The ReadtoMe app that was developed using Amazon’s Transcribe and Comprehend API. We felt there was more we could do with the technology on offer . We wanted to make storytelling a better experience not just for the person listening but also for the narrator; an interactive experience that could give the narrator feedback and enhance their creativity. Narration in itself requires a tremendous amount of creative/ imaginative thought but we felt that people had little understanding of this. Our target audience is children below the age of 5 who are learning to communicate. We want to encourage children to have fun whilst learning and use our software to learn to talk actively.
What it does
Our software converts speech into text using AWS Transcribe real time. It identifies the keywords in each sentence of the speech using AWS Comprehend based on context, again in real time.
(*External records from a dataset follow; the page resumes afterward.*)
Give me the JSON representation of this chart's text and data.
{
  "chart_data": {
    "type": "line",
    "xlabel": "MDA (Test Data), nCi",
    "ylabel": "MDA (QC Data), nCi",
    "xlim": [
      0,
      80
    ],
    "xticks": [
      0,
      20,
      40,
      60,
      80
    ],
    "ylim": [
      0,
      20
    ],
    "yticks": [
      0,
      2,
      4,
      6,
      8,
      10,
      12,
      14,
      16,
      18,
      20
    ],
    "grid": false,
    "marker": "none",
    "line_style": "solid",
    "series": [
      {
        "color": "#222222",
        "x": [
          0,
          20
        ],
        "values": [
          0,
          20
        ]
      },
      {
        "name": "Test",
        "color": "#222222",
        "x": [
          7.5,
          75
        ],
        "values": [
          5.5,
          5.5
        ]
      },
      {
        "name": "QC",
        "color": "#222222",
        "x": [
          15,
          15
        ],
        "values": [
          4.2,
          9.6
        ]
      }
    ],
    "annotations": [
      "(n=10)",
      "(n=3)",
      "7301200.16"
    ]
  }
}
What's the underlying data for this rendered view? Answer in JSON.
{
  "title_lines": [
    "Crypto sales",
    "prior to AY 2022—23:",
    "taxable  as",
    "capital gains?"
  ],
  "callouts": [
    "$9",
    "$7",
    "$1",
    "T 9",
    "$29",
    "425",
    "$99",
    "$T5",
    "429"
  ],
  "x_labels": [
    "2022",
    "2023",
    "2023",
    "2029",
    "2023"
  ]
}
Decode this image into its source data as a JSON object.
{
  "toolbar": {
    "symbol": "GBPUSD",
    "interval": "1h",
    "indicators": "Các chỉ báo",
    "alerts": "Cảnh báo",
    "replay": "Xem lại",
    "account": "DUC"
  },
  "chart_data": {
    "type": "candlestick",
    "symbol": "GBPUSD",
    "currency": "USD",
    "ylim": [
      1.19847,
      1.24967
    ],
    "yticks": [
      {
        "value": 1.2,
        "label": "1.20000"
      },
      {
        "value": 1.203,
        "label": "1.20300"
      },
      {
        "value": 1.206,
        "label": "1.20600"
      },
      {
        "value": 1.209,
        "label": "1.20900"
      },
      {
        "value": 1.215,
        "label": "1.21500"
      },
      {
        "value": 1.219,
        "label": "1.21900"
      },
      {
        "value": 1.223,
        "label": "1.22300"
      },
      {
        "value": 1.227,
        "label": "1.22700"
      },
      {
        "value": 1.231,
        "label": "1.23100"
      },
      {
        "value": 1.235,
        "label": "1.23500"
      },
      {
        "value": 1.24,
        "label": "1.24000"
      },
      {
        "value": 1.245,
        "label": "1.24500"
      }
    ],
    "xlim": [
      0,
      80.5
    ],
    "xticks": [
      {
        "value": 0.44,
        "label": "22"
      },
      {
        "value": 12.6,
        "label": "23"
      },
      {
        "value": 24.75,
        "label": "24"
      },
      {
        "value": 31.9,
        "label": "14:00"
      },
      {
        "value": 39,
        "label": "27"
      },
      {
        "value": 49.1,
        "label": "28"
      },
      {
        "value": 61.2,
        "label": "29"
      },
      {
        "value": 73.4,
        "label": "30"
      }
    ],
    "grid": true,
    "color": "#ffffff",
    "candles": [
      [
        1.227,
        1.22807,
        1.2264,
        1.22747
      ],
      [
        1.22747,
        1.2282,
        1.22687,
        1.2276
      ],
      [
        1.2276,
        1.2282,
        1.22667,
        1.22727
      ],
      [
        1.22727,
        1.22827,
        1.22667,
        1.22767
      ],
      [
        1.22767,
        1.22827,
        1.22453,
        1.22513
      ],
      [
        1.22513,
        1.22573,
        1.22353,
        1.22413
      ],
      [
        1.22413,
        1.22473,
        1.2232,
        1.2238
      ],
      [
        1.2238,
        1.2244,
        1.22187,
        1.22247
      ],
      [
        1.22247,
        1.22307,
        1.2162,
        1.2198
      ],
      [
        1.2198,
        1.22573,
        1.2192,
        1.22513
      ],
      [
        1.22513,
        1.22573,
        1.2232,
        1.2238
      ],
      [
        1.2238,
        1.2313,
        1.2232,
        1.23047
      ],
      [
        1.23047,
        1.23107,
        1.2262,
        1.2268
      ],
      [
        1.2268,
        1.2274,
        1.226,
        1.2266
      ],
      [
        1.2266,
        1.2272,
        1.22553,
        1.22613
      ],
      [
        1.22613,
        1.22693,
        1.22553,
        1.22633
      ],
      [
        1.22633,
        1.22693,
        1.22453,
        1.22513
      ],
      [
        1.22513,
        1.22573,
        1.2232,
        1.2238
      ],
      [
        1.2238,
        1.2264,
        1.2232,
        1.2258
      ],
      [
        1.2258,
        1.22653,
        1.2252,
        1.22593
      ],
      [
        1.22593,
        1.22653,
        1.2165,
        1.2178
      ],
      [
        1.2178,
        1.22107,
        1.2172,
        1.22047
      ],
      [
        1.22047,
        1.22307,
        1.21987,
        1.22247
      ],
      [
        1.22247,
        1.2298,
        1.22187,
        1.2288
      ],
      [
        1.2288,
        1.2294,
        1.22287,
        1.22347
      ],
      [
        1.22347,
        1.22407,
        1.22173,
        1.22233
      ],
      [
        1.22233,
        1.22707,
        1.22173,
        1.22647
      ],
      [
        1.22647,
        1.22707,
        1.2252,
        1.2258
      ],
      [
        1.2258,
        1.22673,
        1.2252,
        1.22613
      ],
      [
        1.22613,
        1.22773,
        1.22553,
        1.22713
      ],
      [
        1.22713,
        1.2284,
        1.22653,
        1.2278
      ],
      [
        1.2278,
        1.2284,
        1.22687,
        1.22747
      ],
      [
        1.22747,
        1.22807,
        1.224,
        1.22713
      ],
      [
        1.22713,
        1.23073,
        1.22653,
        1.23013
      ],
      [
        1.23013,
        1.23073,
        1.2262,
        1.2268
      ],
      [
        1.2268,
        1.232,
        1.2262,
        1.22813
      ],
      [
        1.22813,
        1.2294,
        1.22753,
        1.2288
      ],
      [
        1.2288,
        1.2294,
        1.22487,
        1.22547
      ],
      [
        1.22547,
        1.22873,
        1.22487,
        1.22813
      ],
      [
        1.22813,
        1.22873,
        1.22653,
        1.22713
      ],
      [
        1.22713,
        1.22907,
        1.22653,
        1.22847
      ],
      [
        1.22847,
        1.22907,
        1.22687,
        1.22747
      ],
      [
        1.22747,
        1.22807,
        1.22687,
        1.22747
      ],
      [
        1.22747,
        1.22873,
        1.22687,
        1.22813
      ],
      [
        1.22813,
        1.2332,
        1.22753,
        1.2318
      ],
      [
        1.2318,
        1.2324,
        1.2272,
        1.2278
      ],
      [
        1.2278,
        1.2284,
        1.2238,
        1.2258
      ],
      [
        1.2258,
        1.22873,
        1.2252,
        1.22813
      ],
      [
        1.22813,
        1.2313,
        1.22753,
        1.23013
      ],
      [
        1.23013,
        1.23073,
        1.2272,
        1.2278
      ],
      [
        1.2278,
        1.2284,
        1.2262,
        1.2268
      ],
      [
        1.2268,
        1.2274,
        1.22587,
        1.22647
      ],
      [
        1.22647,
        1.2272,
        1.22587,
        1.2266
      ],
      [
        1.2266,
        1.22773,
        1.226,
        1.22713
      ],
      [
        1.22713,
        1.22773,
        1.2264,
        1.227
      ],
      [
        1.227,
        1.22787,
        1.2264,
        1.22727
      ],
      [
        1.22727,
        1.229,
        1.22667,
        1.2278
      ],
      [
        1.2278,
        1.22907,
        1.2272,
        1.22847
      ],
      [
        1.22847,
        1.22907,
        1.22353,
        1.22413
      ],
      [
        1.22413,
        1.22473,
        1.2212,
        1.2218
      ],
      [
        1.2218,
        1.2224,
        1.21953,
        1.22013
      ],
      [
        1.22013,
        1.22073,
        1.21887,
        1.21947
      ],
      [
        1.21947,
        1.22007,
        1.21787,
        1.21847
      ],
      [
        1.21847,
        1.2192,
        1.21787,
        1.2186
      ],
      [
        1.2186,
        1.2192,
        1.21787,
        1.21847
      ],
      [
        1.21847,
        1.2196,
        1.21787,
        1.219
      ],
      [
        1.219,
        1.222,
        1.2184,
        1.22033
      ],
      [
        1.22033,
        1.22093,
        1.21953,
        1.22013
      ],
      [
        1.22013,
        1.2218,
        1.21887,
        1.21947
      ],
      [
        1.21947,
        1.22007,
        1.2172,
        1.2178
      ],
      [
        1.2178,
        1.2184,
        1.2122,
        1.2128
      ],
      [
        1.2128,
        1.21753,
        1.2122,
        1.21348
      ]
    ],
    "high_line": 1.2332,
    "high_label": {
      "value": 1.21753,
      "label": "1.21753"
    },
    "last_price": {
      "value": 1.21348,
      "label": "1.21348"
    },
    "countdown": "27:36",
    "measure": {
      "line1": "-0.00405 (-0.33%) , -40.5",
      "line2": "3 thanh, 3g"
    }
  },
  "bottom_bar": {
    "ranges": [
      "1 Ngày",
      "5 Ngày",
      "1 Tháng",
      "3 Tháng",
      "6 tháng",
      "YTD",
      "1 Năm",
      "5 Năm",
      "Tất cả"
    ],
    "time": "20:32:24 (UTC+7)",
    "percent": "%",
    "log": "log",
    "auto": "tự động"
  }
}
It performs a smart search for cartoon, non-explicit images of the keywords using Bing Web Search. It feedbacks the images in real time, in chronological order in the Python module Pygame. It uses AWS Comprehend to assign positive, negative, or neutral emotional values to phrases depending on the context of the sentence, playing appropriate background music and character sounds.
How we built it
We ran the real-time speech to text converter in Java, making use of AWS Transcribes most recent release (5 days ago). We used Python and its library Pygame to create the backend that would call the different APIs and give the appropriate output in terms of pictures and music.
Challenges we ran into
It was difficult to build a multi-layer musical theme to our story. We had to run many simulations to perfect the accuracy of the background music and the extra sounds produced by the roaring and thunder audio files interfered with transcription accuracy. In addition, we also wanted to overlap the background music with the extra sounds mentioned above, which took a lot of tweaking of our code. Running the AWS Transcribe real time was harder than initially thought. It took a long time for the API to converge, and the results accuracy was often affected by noise. As a result, we tweaked the ML algorithm by adding priors so that the output was collected more efficiently without losing out on accuracy. For instance, we used the fact that children often narrate their stories in a short subject-verb-object structure to shorten the convergence time of the API and we added further restrictions on repetition criteria to gather our data more efficiently.
Accomplishments that we're proud of
Being able to make a good use of many APIs and services. Considering none of us had any experience of using APIs, we had to overcome several difficulties (such as dependencies) to get the program up and running. And for that, we are extremely grateful for the support of the AWS staff who gave us some invaluable advice. Our program achieved, and surpassed the goal we had in mind. We had no idea that we would be able to make such an interactive solution on a combination of Java and Python. It was incredibly satisfying executing the program from the command line and watching our interactive program run on its own.
What we learned
We gained exposure to the wide variety of APIs offered by commercial agents and how they can make it easier to develop programs and applications for resolving real-world problems. Most surprising was the fact that we could use these APIs with ease and integrate them into any projects we were working on. We experienced the value of OOP in group projects; allowing for modularity meaning we could work on individual components on our own. Although individually, our progress was pretty slow, the interface structure allowed us to bring together our individual effort at the end.
What's next for Stroodle
Creating a larger database of sounds and images (apart from the APIs being used) that would bring about a unique theme to our product. Use machine learning to bring about a) personalisation to the user in regard to the kind of images and sounds they’d like in their story and b) improve the accuracy of the speech to text converter. Maybe extend it to a VR project! Extend beyond storytelling to aid classroom teaching, etc.